Lumpy skin disease (LSD) is an economically important disease of cattle, resulting in major losses due to damaged hides, deteriorating condition and high morbidity following outbreaks. Since 2010, the disease has been spreading and is no longer restricted to Africa. A large number of previously unexposed animals are now at risk, and as the disease moves into areas with immunologically naïve animals, there is real danger of serious epidemics.
LSD was first described in Zambia (then Northern Rhodesia) in 1929, and continued to spread in a series of devastating epizootics affecting cattle in most southern African countries. The disease extended northwards through sub-Saharan Africa, and spread to Egypt in 1988 as a result of the trade of animals and animal products; cattle movement; and favourable climatic conditions affecting vector populations. LSD is no longer confined to Africa, but has been spreading throughout the Eastern Mediterranean and Western Asia since 2012. In 2015, the disease was identified in Greece and there is significant risk of further spread in Europe.
The LSD virus is transmitted by blood-feeding arthropods which appear in high numbers when climatic conditions are favourable. Mechanical virus transmission by Ixodid ticks has also been demonstrated recently.
The disease is characterised by nodules on the skin, mucous membranes and internal organs. It is accompanied by fever, emaciation, enlarged lymph nodes, oedema of the skin, and sometimes death. It is the characteristic pox-type lesions of the skin that give the disease its name. The role of wildlife in the epidemiology of LSD is not exactly known, although LSDV-specific antibodies have been demonstrated in various wild ruminants, including African buffaloes, blue wildebeest, eland, giraffe, impala and greater kudu. The disease does not affect humans.
The LSDV belongs to the genus Capripoxvirus, of the family Poxviridae, comprising of the sheep pox virus, goat pox virus and LSDV.
Capripoxviruses are large complex particles of approximately 300 nm, with a genome composed of a single linear double-stranded DNA molecule of about 150kbp. Phylogenetic analysis has shown a close homology between the three viruses of the Capripoxvirus genus, as they share 96–97% nucleotide identity, although they are distinguishable through genes controlling virulence and host range. It is difficult to distinguish viruses within the genus based on serological assays, as these show considerable cross-reactivity.
Vaccines Against LSD
The first Lumpy Skin Disease vaccine was made from a strain isolated during a disease outbreak in the mid 1940’s in South Africa. It was named according to the owner’s farm where the virus was found; hence Neethling strain. Attenuation of the Neethling LSDV vaccine master seed was initially done in the later 1950’s and early 1960’s at Onderstepoort Veterinary Research Institute, South Africa, on repeated passages on the chorio-allantoic membrane of hens’ eggs followed by propagation in primary bovine cell cultures.

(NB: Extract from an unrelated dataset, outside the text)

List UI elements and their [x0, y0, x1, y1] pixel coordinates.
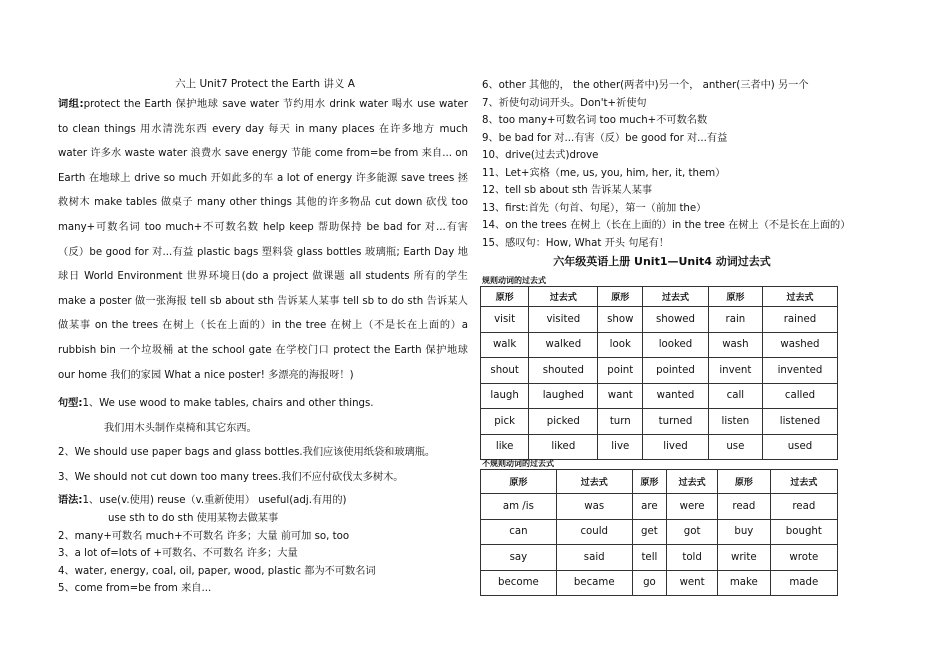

While some vaccines still use the original Neethling strain, others use virus isolated from subsequent outbreaks. These are also named after the site of origin, eg, the SIS strain. However, nucleotide sequencing and phylogenetic analysis using Capripox-specific primers of the viral attachment protein gene demonstrate a 100% homology with published data of Neethling-type viruses. Therefore, these other strains are referred to as Neethling-like. It is important not to confuse these with vaccines that have been developed from sheep or goat pox virus.
When considering the purchase of LSD vaccines, there are a number of factors that must be part of the decision. As well as ensuring that the vaccine uses a Neethling-like strain, a key component is the cell lines that are used to grow the virus itself. The original vaccine was grown on primary cell cultures, and this process is still in use today in some cases. The drawback of primary cell cultures is that they need to be constantly replenished, as they only survive for approximately 7-8 passages. Therefore, new cells are sourced from abattoirs, and there is a risk of introducing pathogens such as BVD or mycoplasma to the growth medium. Growing the virus on continuous cell lines is now an alternative available for some vaccines. As continuous cell lines do not need replenishment from external sources, there is no risk of contamination.
Purity of vaccine is also important. Early vaccines appear to have led to high levels of post-vaccination reactions – in some cases, undermining the use of the vaccines, as they were thought to cause signs similar to the disease itself. This can be largely overcome by manufacturing processes that filter out the excess cellular debris and ensure low levels of additional protein material. In these cases, the level of reaction has been reduced to insignificant levels. Such vaccines have been demonstrated to be safe in pregnant and lactating cows.
For countries not experienced with LSD vaccines, it is important to ensure that any imported vaccine has been tested as safe and highly immunogenic. Potency studies in calves can indicate the product’s ability to protect cattle against a virulent field strain of the lumpy skin disease virus. It is therefore worth requesting evidence of neutralising antibodies and protection at the relevant dose, as well as asking about production methods and cell lines.